An NFDI consortium of plant research

In modern fundamental plant research, scientists produce high-dimensional polymorphic data. To facilitate the collection, processing, exchange, and archiving of these data, the DataPLANT consortium within the NFDI drives digital transformation and democratization of research data in the field of basic plant research.

DataPLANT is well prepared for the upcoming challenges by combining expertise in the areas of basic plant research, information and computer sciences, and infrastructure. The targeted service landscape consists of technical-digital assistance as well as personnel on-site support, since the consortium was entirely designed to be user centric.

DataPLANT’s vision

DataPLANT has made it to its mission to develop a Research Data Management (RDM) system that meets community requirements and allows for the processing and contextualization of research datasets according to the FAIR principles (Findable, Accessible, Interoperable, Reusable). Therefore, we envision the Annotated Research Context (ARC) that covers the entire research cycle, from experiments to computational analyses, actual data and metadata, as well as the resulting publications. This will ensure usability in practice and will lead to the formation of a central information resource.

To achieve this goal, work of the DataPLANT consortium is organized into four Task Areas…

Task Area I - Driving Standardization

In Task Area I, topics such as data quality, interoperability and standardization are promoted. Besides the definition of metadata standards, the application of widely used ontologies, such as the Gene-, KEGG-, and Plant Ontology, and will be supported in a first step. These existing ontologies will then be iteratively adapted to the needs of researchers and their specific experiments in order to comprehensively describe workflows.

The often-long path from the identification of a missing term to the final adoption into the descriptive reference ontology will be significantly shortened with minimal friction. A first approach to achieve this is pursued by DataPLANT’s developed tool SWATE.

Task Area II – Infrastructural Community Support

DataPLANT and the plant research community can draw on extensive infrastructural capacities for compute and storage, such as the de.NBI Cloud in Tübingen and Freiburg and the bwCloud, amongst others.
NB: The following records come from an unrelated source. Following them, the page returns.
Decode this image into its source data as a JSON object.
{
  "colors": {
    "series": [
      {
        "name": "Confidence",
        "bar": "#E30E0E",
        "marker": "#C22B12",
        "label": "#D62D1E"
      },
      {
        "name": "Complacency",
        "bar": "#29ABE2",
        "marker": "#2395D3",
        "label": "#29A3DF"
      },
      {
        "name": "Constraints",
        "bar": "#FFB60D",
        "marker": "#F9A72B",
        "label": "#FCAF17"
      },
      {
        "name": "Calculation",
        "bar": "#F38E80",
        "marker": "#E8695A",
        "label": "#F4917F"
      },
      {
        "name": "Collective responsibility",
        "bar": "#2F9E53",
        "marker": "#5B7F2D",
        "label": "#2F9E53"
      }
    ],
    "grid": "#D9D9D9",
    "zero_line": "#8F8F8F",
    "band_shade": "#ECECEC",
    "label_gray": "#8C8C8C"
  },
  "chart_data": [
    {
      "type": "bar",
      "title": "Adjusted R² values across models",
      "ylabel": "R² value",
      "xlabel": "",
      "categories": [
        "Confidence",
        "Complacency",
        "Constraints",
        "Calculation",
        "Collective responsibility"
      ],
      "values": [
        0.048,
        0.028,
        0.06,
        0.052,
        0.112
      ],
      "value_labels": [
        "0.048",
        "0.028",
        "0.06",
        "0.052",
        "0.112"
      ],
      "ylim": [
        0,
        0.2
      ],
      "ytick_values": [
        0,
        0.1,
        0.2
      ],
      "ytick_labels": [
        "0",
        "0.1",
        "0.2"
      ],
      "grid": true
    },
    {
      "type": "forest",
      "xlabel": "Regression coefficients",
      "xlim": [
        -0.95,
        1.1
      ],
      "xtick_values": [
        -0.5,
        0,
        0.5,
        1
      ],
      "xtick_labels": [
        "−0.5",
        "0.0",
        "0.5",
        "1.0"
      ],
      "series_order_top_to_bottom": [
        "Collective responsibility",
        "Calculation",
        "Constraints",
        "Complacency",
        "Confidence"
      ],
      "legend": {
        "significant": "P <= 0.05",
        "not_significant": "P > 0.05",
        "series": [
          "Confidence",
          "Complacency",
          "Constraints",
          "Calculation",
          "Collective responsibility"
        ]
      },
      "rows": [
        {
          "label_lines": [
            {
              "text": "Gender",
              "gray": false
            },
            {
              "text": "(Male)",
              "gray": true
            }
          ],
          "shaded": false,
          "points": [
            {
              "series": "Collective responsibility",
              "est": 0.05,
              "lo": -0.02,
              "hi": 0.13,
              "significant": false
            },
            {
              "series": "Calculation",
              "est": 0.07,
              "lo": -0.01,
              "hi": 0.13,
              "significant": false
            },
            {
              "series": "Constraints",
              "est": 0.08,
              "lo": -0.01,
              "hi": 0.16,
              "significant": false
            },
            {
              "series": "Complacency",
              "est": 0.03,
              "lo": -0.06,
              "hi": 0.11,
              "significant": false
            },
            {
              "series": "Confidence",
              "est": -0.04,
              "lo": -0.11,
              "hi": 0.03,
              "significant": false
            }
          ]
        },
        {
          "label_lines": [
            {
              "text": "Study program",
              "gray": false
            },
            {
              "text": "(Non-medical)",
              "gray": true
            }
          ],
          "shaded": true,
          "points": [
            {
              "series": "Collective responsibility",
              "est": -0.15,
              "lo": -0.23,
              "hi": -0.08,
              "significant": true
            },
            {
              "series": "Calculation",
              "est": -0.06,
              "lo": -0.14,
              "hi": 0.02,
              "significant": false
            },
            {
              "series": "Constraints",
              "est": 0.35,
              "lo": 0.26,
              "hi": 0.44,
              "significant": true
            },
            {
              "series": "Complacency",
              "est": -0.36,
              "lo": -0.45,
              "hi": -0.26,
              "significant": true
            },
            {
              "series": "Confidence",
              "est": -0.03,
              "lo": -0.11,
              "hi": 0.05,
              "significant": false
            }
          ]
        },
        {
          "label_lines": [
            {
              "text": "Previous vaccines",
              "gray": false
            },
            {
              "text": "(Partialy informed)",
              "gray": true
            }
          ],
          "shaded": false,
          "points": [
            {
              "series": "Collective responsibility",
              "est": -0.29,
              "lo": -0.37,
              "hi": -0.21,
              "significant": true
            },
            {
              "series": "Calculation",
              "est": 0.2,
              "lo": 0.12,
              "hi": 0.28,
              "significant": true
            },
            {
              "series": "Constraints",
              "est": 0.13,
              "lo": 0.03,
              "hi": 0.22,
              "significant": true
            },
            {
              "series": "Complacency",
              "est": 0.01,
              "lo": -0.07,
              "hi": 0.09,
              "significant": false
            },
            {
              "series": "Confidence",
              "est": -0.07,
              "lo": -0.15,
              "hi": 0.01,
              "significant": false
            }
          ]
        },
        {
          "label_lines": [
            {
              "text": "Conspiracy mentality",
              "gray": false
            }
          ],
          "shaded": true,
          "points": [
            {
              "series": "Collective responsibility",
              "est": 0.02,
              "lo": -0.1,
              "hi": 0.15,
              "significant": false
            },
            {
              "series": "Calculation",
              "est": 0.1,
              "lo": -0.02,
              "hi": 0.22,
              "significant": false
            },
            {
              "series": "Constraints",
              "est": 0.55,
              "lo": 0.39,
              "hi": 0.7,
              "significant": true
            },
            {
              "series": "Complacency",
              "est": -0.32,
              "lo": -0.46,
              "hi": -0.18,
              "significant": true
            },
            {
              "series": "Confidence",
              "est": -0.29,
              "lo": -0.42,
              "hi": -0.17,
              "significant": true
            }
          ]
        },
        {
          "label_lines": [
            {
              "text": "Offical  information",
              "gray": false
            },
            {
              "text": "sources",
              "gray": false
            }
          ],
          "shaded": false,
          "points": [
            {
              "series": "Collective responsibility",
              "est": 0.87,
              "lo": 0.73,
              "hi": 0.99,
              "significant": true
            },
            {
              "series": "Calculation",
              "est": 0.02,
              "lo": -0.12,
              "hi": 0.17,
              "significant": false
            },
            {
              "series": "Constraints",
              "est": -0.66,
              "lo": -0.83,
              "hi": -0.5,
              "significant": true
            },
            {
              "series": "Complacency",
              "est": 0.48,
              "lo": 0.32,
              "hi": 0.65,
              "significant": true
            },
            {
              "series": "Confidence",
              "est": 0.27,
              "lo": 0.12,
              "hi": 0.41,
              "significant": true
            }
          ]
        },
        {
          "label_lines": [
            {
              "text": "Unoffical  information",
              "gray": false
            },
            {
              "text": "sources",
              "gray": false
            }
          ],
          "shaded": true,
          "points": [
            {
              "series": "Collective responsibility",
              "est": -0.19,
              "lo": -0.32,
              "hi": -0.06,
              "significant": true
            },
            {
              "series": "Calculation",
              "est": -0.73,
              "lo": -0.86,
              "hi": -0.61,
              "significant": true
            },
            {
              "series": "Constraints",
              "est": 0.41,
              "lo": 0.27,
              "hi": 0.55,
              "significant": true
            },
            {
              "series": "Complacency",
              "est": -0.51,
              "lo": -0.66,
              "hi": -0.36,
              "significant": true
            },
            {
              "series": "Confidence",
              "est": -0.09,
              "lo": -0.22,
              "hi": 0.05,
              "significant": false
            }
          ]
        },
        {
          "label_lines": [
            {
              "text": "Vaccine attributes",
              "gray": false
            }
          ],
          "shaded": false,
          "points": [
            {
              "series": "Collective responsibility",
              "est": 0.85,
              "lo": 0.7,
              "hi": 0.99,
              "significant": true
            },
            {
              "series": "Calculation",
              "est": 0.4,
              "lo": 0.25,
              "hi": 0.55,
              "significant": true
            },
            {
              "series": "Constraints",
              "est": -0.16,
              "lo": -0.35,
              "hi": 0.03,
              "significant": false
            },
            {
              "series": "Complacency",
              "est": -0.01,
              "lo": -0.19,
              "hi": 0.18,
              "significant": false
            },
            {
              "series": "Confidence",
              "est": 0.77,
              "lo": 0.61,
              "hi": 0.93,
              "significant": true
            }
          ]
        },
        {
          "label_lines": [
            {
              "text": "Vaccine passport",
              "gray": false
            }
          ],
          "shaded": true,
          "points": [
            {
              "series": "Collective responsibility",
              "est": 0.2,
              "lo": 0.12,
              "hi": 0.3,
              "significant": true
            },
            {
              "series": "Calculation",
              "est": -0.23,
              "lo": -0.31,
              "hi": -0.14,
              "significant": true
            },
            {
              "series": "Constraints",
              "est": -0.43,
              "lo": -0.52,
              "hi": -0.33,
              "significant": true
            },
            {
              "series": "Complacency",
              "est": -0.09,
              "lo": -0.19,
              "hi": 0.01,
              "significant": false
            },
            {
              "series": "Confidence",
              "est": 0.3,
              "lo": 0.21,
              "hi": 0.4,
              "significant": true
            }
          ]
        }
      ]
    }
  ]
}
Task Area II will provide the infrastructural basis for the developed tools. For this, the DataPLANT Hub, based on HUBZero, will serve as the central access point. Wherever possible, a single sign-on concept will be used for user-friendliness. Furthermore, a service to facilitate data and metadata versioning, collaboration among researchers, and data sharing within ongoing projects will be set up. To support researchers in publishing their work, a service based on InvenioRDM is established. Unique identification will be accomplished using Digital Object Identifier (DOI) and ORCID.

Task Area III – Personnel Community Support

Task Area III takes care of the continuous community contact and direct personnel support of the individual research groups during their everyday data management tasks. This is accomplished through Data Stewards as a core element of the DataPLANT research data management strategy to bridge the gap between technical solutions, infrastructure, and researchers.

By providing advice in data and workflow management, they promote the process of standardizing metadata, the use of ontologies and data provenance. Through direct on-site interaction, they can immediately respond immediately to the requirements and needs of researchers. Training of these Data Stewards also belongs to the responsibility of Task Area III.

Task Area IV - Increasing reach and sustainable development

Task Area IV is responsible for the communication within the project, as well as integration with the overall NFDI and promotion of common efforts. A central task is the extension to all researchers in the field of fundamental plant research. Only in this way the consortium can credibly represent the research area and establish common standards and concepts. Thus, DataPLANT immediately aimed for close cooperation and coordination and could already accomplish a close connection with the INF-Project SFB TRR175 and the Data Stewards of CEPLAS. A certain provision of support by data stewards, advice on application and legal issues, and infrastructure is intended for researchers who join the project later on.